Comment by Workaccount2
6 months ago
I'm as big of a proponent on solar as anyone, but to avoid confusion, understand that those cheap solar figures come from using state subsidized Chinese panels on near worthless land in the cloudless remote southwest.
If you are trying to use American made panels near population centers in the Northeast or the Midwest, the economics become much more challenging.
California obtains almost 80% of their daily needs from solar, and is the world’s fourth largest economy. Almost the entire US could run off of solar and batteries based on current utility scale costs of both technologies (but will likely continue to use a mix of nuclear, renewables, batteries, transmission, demand response, and fossil gas for filling in the gaps as learning curves continue to deliver cheaper low carbon energy).
It's simply a matter of will (or in the case of the US, lack thereof).
https://blog.gridstatus.io/caiso-beats-the-heat/
https://blog.gridstatus.io/caiso-batteries-apr-2024/
https://docs.nrel.gov/docs/fy04osti/35097.pdf
https://elements.visualcapitalist.com/how-much-land-power-us...
https://insideclimatenews.org/news/31072025/inside-clean-ene...
https://ember-energy.org/latest-insights/solar-electricity-e...
https://electrek.co/2025/06/20/batteries-are-so-cheap-now-so...
https://cleantechnica.com/2025/04/26/there-is-one-clear-winn...
No they don't. They get 56% of their power from coal:
https://en.m.wikipedia.org/wiki/Electricity_sector_in_China#...
And they onboarded more coal plants in 2024 than any time in the prev 10 years:
https://www.carbonbrief.org/chinas-construction-of-new-coal-...
Perhaps you replied to the wrong comment? The one you replied to speaks to California, not China.
US coal plant phase out tracking at https://coal.sierraclub.org/coal-plant-map and https://www.eia.gov/todayinenergy/detail.php?id=64604 | Europe at https://beyondfossilfuels.org/europes-coal-exit/
(existing coal is more expensive than new renewables and storage in the US and Europe, I cannot speak to the cost in China)
> And they onboarded more coal plants in 2024 than any time in the prev 10 years:
Which is a statistic missing the forest for the trees.
In 2025 the Chinese coal consumption has in absolute terms decreased while they have kept building.
New built renewables are able to both absorb all new demand and reduce coal usage.
Sure, it would be better to not build coal plants sitting idle and instead spend the money on renewables and storage.
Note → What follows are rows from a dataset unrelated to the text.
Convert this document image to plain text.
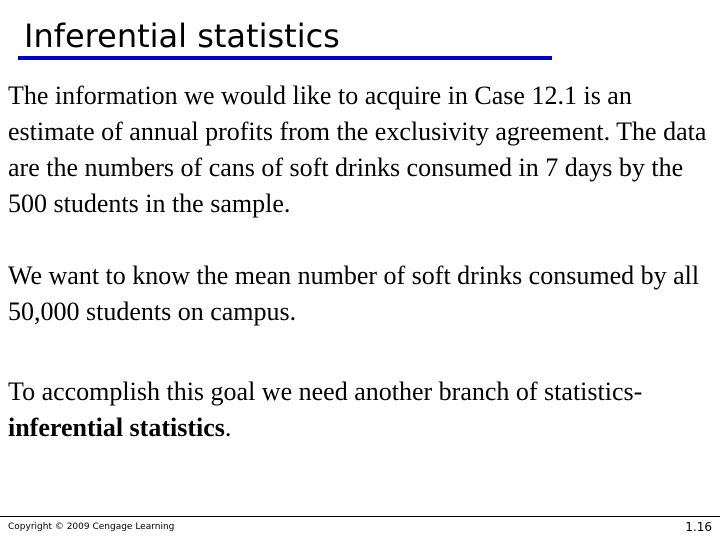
Inferential statistics

The information we would like to acquire in Case 12.1 is an estimate of annual profits from the exclusivity agreement. The data are the numbers of cans of soft drinks consumed in 7 days by the 500 students in the sample.

We want to know the mean number of soft drinks consumed by all 50,000 students on campus.

To accomplish this goal we need another branch of statistics-inferential statistics.

Copyright © 2009 Cengage Learning	1.16
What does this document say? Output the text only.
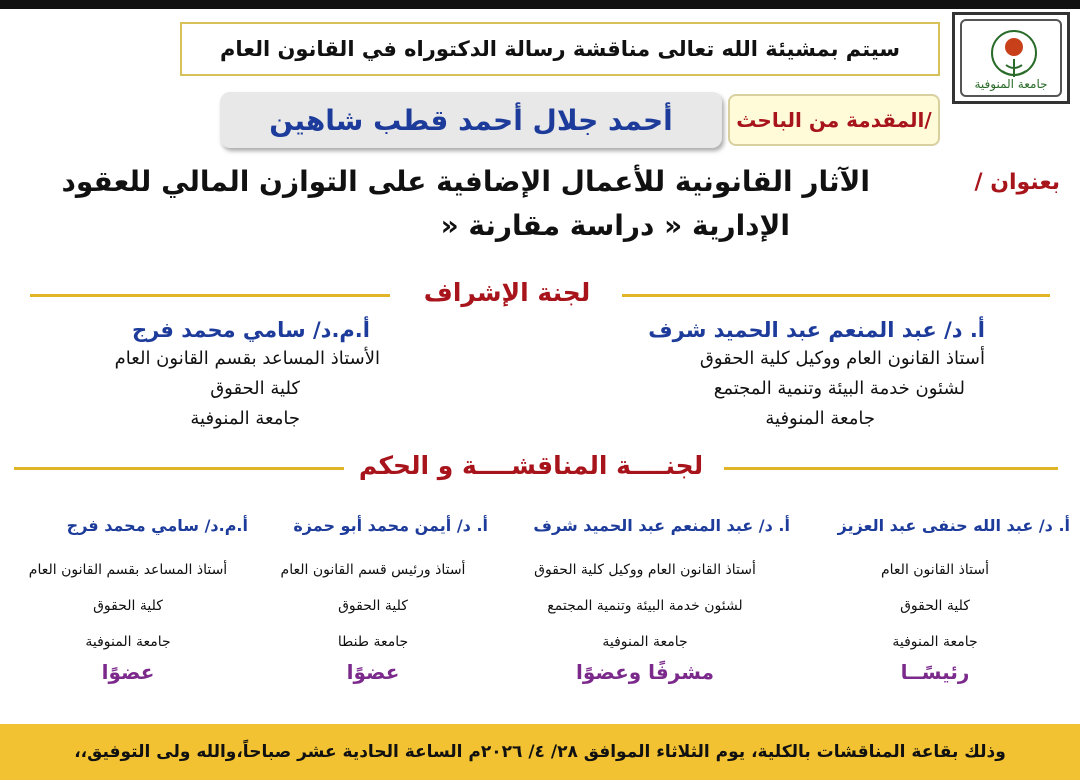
جامعة المنوفية
سيتم بمشيئة الله تعالى مناقشة رسالة الدكتوراه في القانون العام
المقدمة من الباحث/
أحمد جلال أحمد قطب شاهين
بعنوان /
الآثار القانونية للأعمال الإضافية على التوازن المالي للعقود
الإدارية « دراسة مقارنة «
لجنة الإشراف
أ. د/ عبد المنعم عبد الحميد شرف
أستاذ القانون العام ووكيل كلية الحقوق
لشئون خدمة البيئة وتنمية المجتمع
جامعة المنوفية
أ.م.د/ سامي محمد فرج
الأستاذ المساعد بقسم القانون العام
كلية الحقوق
جامعة المنوفية
لجنــــة المناقشــــة و الحكم
أ. د/ عبد الله حنفى عبد العزيز
أستاذ القانون العام
كلية الحقوق
جامعة المنوفية
رئيسًــا
أ. د/ عبد المنعم عبد الحميد شرف
أستاذ القانون العام ووكيل كلية الحقوق
لشئون خدمة البيئة وتنمية المجتمع
جامعة المنوفية
مشرفًا وعضوًا
أ. د/ أيمن محمد أبو حمزة
أستاذ ورئيس قسم القانون العام
كلية الحقوق
جامعة طنطا
عضوًا
أ.م.د/ سامي محمد فرج
أستاذ المساعد بقسم القانون العام
كلية الحقوق
جامعة المنوفية
عضوًا
وذلك بقاعة المناقشات بالكلية، يوم الثلاثاء الموافق ٢٨/ ٤/ ٢٠٢٦م الساعة الحادية عشر صباحاً،والله ولى التوفيق،،
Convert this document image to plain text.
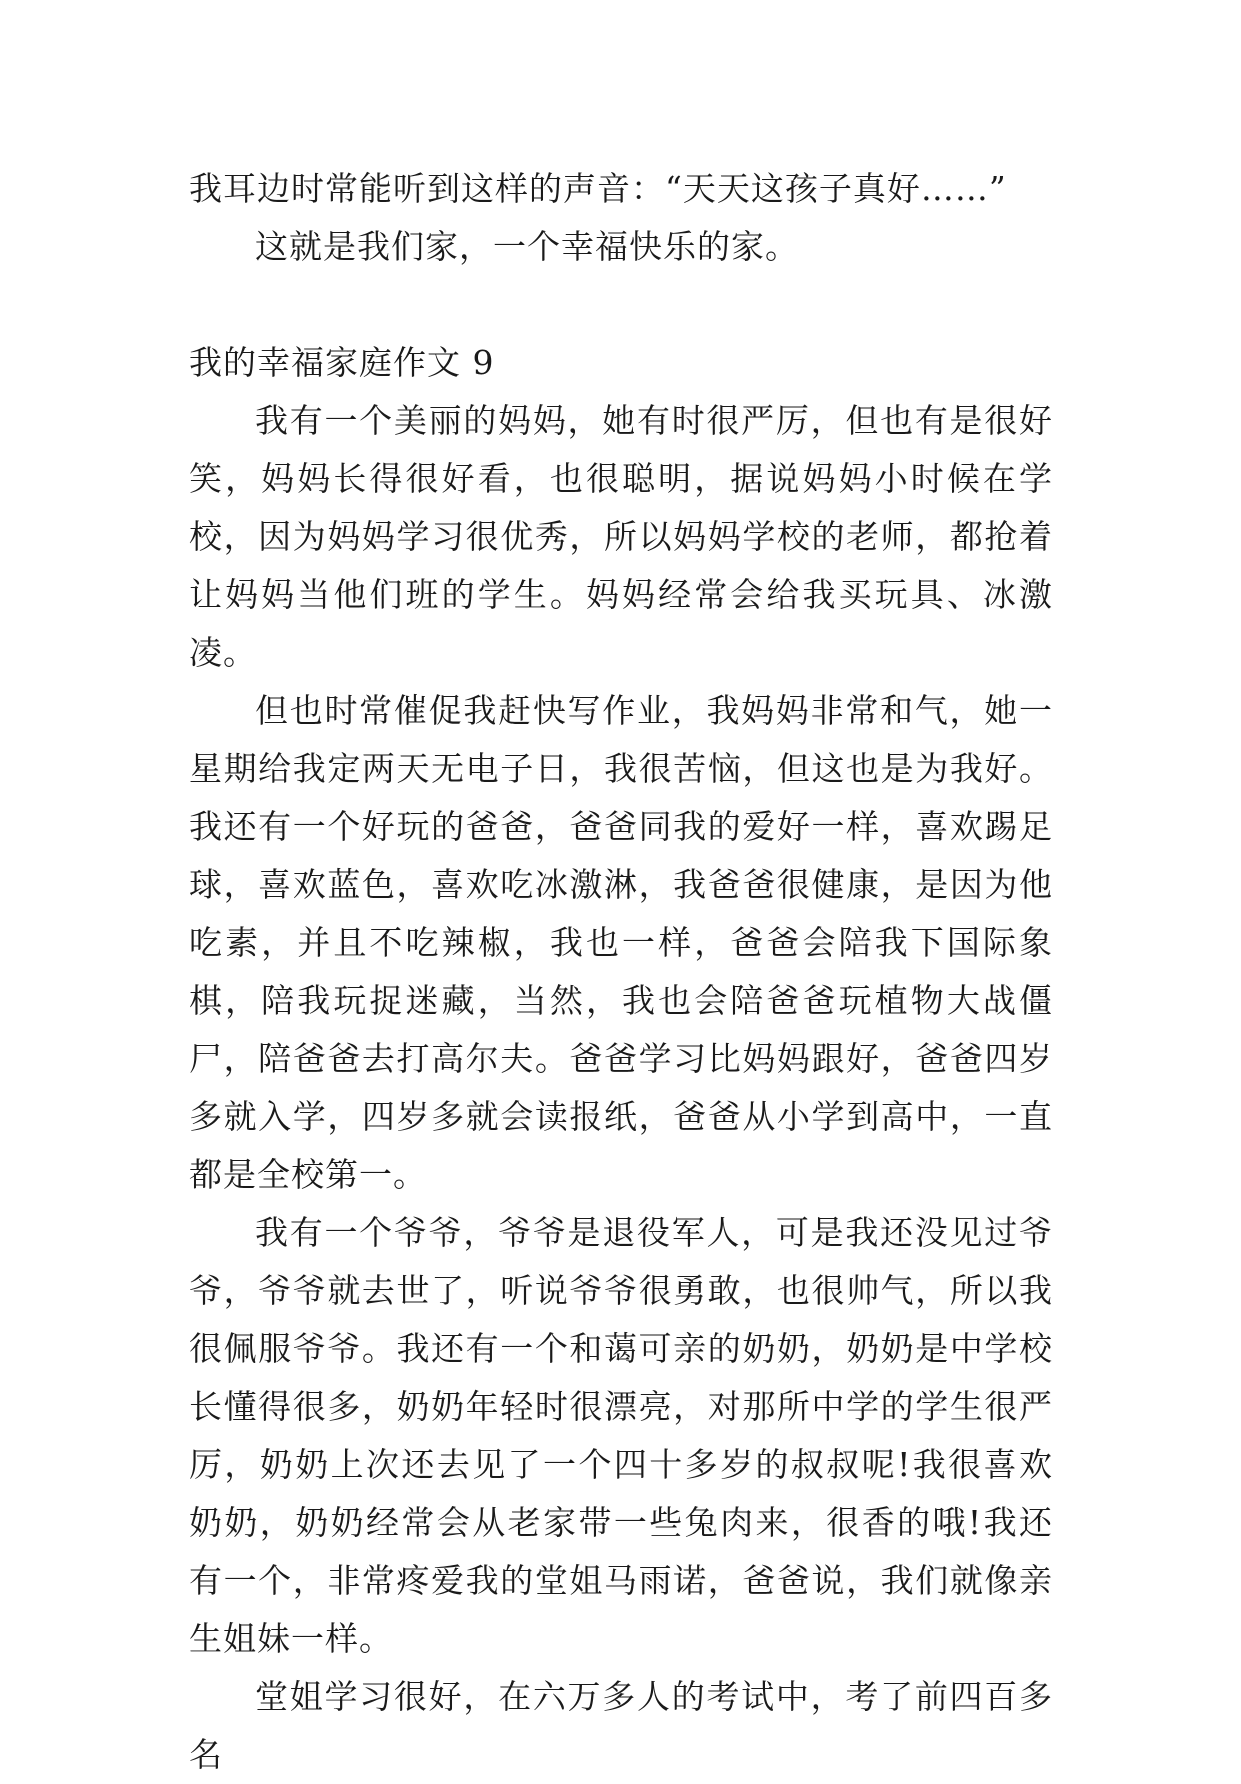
我耳边时常能听到这样的声音：“天天这孩子真好……”

这就是我们家，一个幸福快乐的家。

我的幸福家庭作文 9

我有一个美丽的妈妈，她有时很严厉，但也有是很好笑，妈妈长得很好看，也很聪明，据说妈妈小时候在学校，因为妈妈学习很优秀，所以妈妈学校的老师，都抢着让妈妈当他们班的学生。妈妈经常会给我买玩具、冰激凌。

但也时常催促我赶快写作业，我妈妈非常和气，她一星期给我定两天无电子日，我很苦恼，但这也是为我好。我还有一个好玩的爸爸，爸爸同我的爱好一样，喜欢踢足球，喜欢蓝色，喜欢吃冰激淋，我爸爸很健康，是因为他吃素，并且不吃辣椒，我也一样，爸爸会陪我下国际象棋，陪我玩捉迷藏，当然，我也会陪爸爸玩植物大战僵尸，陪爸爸去打高尔夫。爸爸学习比妈妈跟好，爸爸四岁多就入学，四岁多就会读报纸，爸爸从小学到高中，一直都是全校第一。

我有一个爷爷，爷爷是退役军人，可是我还没见过爷爷，爷爷就去世了，听说爷爷很勇敢，也很帅气，所以我很佩服爷爷。我还有一个和蔼可亲的奶奶，奶奶是中学校长懂得很多，奶奶年轻时很漂亮，对那所中学的学生很严厉，奶奶上次还去见了一个四十多岁的叔叔呢!我很喜欢奶奶，奶奶经常会从老家带一些兔肉来，很香的哦!我还有一个，非常疼爱我的堂姐马雨诺，爸爸说，我们就像亲生姐妹一样。

堂姐学习很好，在六万多人的考试中，考了前四百多名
Through selectively quoting facts you make it seem like China is expanding their coal usage which is incorrect.
And China's biggest solar and wind farms are in Gansu and Xinjiang. Which is even more remote.
China developed and built many UHVDC transmission lines to deal with it.
True. But as usual there is more to it. US is running on cheap fossil fuels to most part, though the renewables aren't negligible too. The fossil fuels are actually subsidized, and they are cheap because they are results of exploitation of cheap land. On top of that there are subsidies like tax breaks on the drilling costs etc.. To be fair this is also the case for hydroelectric etc.
So, similar dynamic. If the oil fields, coal mines etc would be sitting on prime land, you wouldn't have it this cheap. If there weren't subsidies, they wouldn't have been this cheap. It's very hard to compare different energy sources because of this. But solar being cheap isn't only a Chiblnese phenomenon. India, Spain etc all prove this. It's cheap when you have a lot of empty land and sunshine.
Ridiculously cheap power is what turns near worthless land into valuable land.